Unternehmen bauen „hinterher“

 

ESG, Digitalisierung, neue Wirtschaftsmodelle, Covid, Inflation, politische Instabilität, Talentemangel, Cyber Crime: das tägliche Fahrwasser für Unternehmen wird rauer. Vielen Unternehmen ist es bisher mit viel Aufwand gelungen, die Balance zwischen Marktanforderungen und internen Prozessen einigermaßen erfolgreich zu navigieren, sehr oft, weil Kernprozesse und das Geschäftsmodell in den letzten Jahrzehnten historisch aufgebaut und laufend optimiert wurden. Unsere Wirtschaft ist erfolgreich, weil in der Vergangenheit ein ordentlich robustes Schiff gebaut wurde, um beim Bild zu bleiben.

Doch die Dynamik steigt – alleine beim Thema Digitalisierung ist bereits seit Jahren erkennbar, dass der historische Vorteil verloren geht: Unternehmen sind zu langsam darin, deren Vorteile für sich zu nutzen und konzeptionieren und bauen „hinterher“. Sie kämpfen mit eben jenen eingefahrenen Prozessen, die so lange die Grundlage des Erfolges waren und deren Ablöse alleine deshalb schwer zu argumentieren ist. Und: sie sind historisch unterbesetzt. Vor den größten Herausforderungen der letzten Jahrzehnte stehend kämpfen Verantwortliche für 2 oder 3 Headcounts. Benötigen würde man hunderte.

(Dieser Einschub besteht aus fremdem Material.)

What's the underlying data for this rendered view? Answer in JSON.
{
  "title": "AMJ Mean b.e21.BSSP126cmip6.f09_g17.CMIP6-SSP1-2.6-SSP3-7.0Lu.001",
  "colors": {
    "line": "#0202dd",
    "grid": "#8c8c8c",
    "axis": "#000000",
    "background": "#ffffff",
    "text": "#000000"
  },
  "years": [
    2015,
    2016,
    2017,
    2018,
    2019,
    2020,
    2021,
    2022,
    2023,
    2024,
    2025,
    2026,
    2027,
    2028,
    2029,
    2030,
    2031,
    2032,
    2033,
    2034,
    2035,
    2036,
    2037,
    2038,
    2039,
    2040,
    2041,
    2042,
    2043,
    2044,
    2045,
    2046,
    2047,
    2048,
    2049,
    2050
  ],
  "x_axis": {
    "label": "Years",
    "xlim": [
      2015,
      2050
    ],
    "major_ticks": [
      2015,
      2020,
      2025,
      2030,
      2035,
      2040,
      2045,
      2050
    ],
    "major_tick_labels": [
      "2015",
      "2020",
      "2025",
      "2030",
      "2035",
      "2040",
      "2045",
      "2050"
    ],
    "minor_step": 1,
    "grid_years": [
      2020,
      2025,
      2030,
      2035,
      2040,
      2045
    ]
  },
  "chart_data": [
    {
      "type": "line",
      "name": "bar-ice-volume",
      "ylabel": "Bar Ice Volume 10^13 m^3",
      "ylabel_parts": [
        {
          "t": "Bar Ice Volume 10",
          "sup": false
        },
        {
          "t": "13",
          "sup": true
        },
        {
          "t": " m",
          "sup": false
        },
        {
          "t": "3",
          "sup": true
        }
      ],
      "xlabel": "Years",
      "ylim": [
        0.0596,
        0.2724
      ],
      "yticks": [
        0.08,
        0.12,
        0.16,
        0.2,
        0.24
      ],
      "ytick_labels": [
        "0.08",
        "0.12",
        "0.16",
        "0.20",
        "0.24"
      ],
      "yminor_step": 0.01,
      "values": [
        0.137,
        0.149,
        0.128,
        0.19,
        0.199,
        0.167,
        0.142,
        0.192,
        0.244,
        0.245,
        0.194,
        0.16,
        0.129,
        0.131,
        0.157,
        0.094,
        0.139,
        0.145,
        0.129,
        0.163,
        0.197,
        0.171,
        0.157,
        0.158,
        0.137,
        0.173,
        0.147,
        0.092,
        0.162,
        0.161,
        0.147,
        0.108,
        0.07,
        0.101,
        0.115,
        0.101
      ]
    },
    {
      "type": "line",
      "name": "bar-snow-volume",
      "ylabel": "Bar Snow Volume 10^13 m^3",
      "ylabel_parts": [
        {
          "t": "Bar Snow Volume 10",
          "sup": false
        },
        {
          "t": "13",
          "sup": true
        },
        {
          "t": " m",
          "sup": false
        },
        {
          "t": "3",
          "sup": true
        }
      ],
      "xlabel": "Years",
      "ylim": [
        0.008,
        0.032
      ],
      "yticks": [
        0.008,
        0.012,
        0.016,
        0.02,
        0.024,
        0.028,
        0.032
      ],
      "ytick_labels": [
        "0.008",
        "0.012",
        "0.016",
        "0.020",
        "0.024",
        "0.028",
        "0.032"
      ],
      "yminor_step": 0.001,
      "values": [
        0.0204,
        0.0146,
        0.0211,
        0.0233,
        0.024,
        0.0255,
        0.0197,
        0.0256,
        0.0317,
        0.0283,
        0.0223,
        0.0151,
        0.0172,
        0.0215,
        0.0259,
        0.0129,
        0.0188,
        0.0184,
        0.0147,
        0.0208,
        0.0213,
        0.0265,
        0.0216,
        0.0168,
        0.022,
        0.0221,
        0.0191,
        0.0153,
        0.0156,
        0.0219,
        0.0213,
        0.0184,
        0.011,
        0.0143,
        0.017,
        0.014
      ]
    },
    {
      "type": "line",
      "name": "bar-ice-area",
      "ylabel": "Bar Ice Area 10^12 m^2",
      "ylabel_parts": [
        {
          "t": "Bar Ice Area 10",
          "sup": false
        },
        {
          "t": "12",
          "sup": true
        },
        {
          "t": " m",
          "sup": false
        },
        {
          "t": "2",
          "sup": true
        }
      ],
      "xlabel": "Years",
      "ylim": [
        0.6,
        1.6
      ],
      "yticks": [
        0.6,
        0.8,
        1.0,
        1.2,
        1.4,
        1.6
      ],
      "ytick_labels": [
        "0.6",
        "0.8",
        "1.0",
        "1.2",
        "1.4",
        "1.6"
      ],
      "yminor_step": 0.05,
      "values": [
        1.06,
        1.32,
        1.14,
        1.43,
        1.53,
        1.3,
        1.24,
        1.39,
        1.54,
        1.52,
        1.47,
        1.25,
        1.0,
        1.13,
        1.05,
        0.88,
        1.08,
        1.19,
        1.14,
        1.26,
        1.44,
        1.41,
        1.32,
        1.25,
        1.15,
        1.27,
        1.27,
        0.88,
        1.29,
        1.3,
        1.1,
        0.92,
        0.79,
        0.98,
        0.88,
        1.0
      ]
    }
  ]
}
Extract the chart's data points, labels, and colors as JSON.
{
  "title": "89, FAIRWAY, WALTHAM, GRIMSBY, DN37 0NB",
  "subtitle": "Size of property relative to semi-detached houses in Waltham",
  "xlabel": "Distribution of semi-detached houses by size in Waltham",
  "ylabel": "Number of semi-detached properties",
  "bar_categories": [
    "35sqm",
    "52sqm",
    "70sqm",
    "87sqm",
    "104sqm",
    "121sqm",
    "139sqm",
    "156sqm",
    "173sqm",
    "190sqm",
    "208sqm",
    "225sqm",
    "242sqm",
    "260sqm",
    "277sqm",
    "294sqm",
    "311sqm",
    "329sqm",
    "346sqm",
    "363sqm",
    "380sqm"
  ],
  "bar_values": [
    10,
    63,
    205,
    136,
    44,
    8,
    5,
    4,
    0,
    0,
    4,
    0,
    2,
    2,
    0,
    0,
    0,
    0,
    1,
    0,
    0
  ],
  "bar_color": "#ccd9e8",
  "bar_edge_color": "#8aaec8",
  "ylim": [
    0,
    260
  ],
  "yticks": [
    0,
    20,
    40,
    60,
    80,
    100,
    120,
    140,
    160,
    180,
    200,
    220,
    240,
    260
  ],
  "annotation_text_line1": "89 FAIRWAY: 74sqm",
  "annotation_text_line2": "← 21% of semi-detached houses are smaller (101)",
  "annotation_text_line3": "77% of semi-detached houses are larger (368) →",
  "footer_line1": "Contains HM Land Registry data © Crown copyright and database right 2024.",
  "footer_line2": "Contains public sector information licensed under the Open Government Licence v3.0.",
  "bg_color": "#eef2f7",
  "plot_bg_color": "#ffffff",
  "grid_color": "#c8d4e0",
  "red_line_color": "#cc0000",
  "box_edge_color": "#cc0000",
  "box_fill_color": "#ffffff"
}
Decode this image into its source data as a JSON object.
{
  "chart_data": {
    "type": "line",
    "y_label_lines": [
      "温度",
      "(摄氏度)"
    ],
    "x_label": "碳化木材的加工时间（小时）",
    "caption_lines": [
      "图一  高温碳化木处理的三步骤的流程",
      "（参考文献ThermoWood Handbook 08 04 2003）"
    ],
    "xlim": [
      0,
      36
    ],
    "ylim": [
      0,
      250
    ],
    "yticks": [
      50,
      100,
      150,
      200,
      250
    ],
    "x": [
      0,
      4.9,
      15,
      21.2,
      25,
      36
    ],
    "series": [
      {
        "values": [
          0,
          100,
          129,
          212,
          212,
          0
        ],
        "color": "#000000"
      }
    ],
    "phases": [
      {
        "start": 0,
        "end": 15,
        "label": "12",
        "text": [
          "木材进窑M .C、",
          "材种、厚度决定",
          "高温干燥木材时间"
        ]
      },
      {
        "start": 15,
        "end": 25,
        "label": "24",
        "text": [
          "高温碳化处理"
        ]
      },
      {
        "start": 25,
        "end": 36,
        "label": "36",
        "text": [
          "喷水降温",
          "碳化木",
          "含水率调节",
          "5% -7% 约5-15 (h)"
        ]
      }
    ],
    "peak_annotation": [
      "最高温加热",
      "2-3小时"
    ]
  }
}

Regulatorische Anforderungen binden Ressourcen

 

Zu all diesen täglichen Hindernissen kommt nun aber eine Vielzahl an regulatorischen Anforderungen auf die Wirtschaft zu, ob open finance im Bankingbereich, ESG mit individuellen Taxonomien, neue Security Standards oder Reportingrichtlinien für Aufsichtsorgane. Immer mehr Ressourcen werden in die Bewältigung rein regulatorischer Anforderungen fließen und stehen damit immer weniger für die eigentlichen Aufgaben des täglichen, geschweige denn zukunftsorientierten Handelns zu Verfügung. Zurück zur Metapher: Da wir alle schon lange in der Branche arbeiten, drängen wir beiseite, dass wir immer weniger werden, die Werft selbst eine Generalüberholung bräuchte und die Boote neuer Mitbewerber bereits aus stabileren Materialen gebaut sind, über deren Einsatz wir noch diskutieren -und für die unsere Hallen schon länger zu klein gedacht sind.

 

Modernes Leadership und Offenheit für radikale Innovation sind wichtiger denn je

 

Unternehmen müssen diesen Herausforderungen mit mehr Offenheit begegnen – Offenheit für Kooperationsmodelle und Offenheit für eine Neubewertung von In- und Outsourcingmodellen, Offenheit für radikale Innovation und den Einsatz modernster Kollaborations- und Arbeitsmethoden in der täglichen Arbeit und nicht zuletzt Offenheit für eine allmähliche, aber sichere Auflösung von Unternehmenssilos und internen Königreichen. In Zeiten hohen externen Drucks können Unternehmen Raum gewinnen, indem sie gut erläutern, warum sie interne Ineffizienzen beseitigen und sich ohne Rücksichtnahme auf historisch Gewachsenes von zeitraubenden Diskussionen und Projekten verabschieden. In Zeiten wie diesen sehen wir aus der täglichen Praxis, dass Mitarbeiter:innen solche Initiativen eher begrüßen als bekämpfen, nicht alleine, weil die oben beschriebenen Kräfte, Fragestellungen und Problemlagen ihr tägliches Arbeiten immer schwieriger machen. Unternehmen brauchen modernes Leadership nun mehr denn je.